Global Finance & Markets

Decoupling Happened: U.S. Stocks Soared, China's Shrugged


The idea that emerging markets could keep growing smartly despite the collapse of the U.S. was something romanced quite a bit in recent years. Decoupling, as it’s called, was at least numerically possible. After all, China, Brazil, India, and Russia—the planet’s four biggest emerging economies, which chipped in two-fifths of global economic growth in the year leading up to Wall Street’s 2008 collapse—stood out as the least dependent on exports to America. Upwards of 95 percent of China’s double-digit growth was attributable to domestic demand.

Turns out a decoupling did transpire in the five years since peak meltdown—only it’s the U.S. market that seems to be doing fine while China founders. It’s a divergence of fortunes few would have predicted.

The benchmark Standard & Poor’s 500-stock index has produced a total return of 207 percent to touch a record high in the five years since the market set a low unseen since the 1990s. Citigroup is clocking U.S. shares at “euphoric” territory. By comparison, the MSCI Emerging Markets Index has returned 125 percent.

China’s CSI 300 Index just hit its worst reading in five years, and Chinese stocks now change hands at their lowest projected price-earnings multiples in seven years. Over the weekend, official data out of Beijing revealed the biggest plunge in exports since 2009, jeopardizing the government’s targeted economic growth rate of 7.5 percent, which would be roughly in line with its showing in each of the last two years. Overseas shipments plunged 18.1 percent vs. analysts’ median view of a 7.5 percent increase.

There are new fears that private-sector credit quality could be deteriorating—whatever “private sector” means in the heavily state-planned economy. Last week, China had its first onshore bond default as Shanghai Chaori Solar Energy Science & Technology said it would not be paying interest on certain notes.

“Investors are pulling out of financial markets where there’s an economic slowdown and a lot of uncertainties,” Dave Lutz of Stifel Nicolaus told Bloomberg News. “The outflow of capital from China will not end until investors stop seeing all the headlines about China indicating the country’s growth is faltering.”

At a time when risk appetites run deep in Western junk and tech markets, China-centric exchange-traded funds are being hit with the biggest outflows in the world.

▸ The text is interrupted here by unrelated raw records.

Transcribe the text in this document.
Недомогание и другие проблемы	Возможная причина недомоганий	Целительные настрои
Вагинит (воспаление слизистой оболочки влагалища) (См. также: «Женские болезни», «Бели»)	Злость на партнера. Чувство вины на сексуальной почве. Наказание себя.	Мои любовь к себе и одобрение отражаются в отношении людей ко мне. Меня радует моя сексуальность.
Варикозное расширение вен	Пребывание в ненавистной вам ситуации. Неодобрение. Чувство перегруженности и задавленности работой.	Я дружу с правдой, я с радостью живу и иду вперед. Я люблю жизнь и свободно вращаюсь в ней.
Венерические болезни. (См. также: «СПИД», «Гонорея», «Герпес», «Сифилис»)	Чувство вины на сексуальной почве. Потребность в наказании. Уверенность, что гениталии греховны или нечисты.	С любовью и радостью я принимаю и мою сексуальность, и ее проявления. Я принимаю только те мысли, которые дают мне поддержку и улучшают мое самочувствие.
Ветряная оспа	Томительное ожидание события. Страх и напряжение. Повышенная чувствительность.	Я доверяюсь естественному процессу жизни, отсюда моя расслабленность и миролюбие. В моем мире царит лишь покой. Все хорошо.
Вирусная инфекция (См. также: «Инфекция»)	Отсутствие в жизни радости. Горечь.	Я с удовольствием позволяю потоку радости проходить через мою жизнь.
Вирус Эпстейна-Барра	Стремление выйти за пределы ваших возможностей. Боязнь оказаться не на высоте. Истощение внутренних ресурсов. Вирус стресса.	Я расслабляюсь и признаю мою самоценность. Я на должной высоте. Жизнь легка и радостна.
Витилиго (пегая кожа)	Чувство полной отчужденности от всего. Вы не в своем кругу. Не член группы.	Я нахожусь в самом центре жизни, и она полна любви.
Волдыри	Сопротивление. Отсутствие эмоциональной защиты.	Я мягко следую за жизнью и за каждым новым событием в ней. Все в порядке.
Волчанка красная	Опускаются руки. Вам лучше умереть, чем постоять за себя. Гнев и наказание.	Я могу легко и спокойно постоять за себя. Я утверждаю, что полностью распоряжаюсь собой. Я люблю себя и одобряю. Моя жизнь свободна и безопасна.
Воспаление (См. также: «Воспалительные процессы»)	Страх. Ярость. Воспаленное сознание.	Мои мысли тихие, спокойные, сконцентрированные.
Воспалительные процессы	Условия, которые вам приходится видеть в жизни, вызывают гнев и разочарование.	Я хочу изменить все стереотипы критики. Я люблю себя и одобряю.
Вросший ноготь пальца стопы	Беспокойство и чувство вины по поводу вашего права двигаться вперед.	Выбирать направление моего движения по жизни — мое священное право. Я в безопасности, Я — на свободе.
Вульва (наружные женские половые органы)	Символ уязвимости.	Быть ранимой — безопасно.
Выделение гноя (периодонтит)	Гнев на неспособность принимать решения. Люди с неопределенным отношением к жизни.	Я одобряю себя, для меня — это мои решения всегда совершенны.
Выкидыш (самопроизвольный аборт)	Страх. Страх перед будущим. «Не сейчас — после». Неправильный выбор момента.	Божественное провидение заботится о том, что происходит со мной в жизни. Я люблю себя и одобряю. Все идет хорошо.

Withdrawals from U.S.-based Chinese ETFs came in at $87.5 million on March 10, the most among 46 nations, bringing this year’s cumulative redemption to just over $380 million, according to data compiled by Bloomberg.

All of which has taken its toll on China’s fledgling equity culture. Its homeland indexes have to more than double merely to revisit 2007 levels, when gambling on tickers that closed with the lucky number 8 was all the rage.

Not that many Chinese much care. Now more of them plow cash in the money-market fund of e-commerce heavy Alibaba than have equity brokerage accounts.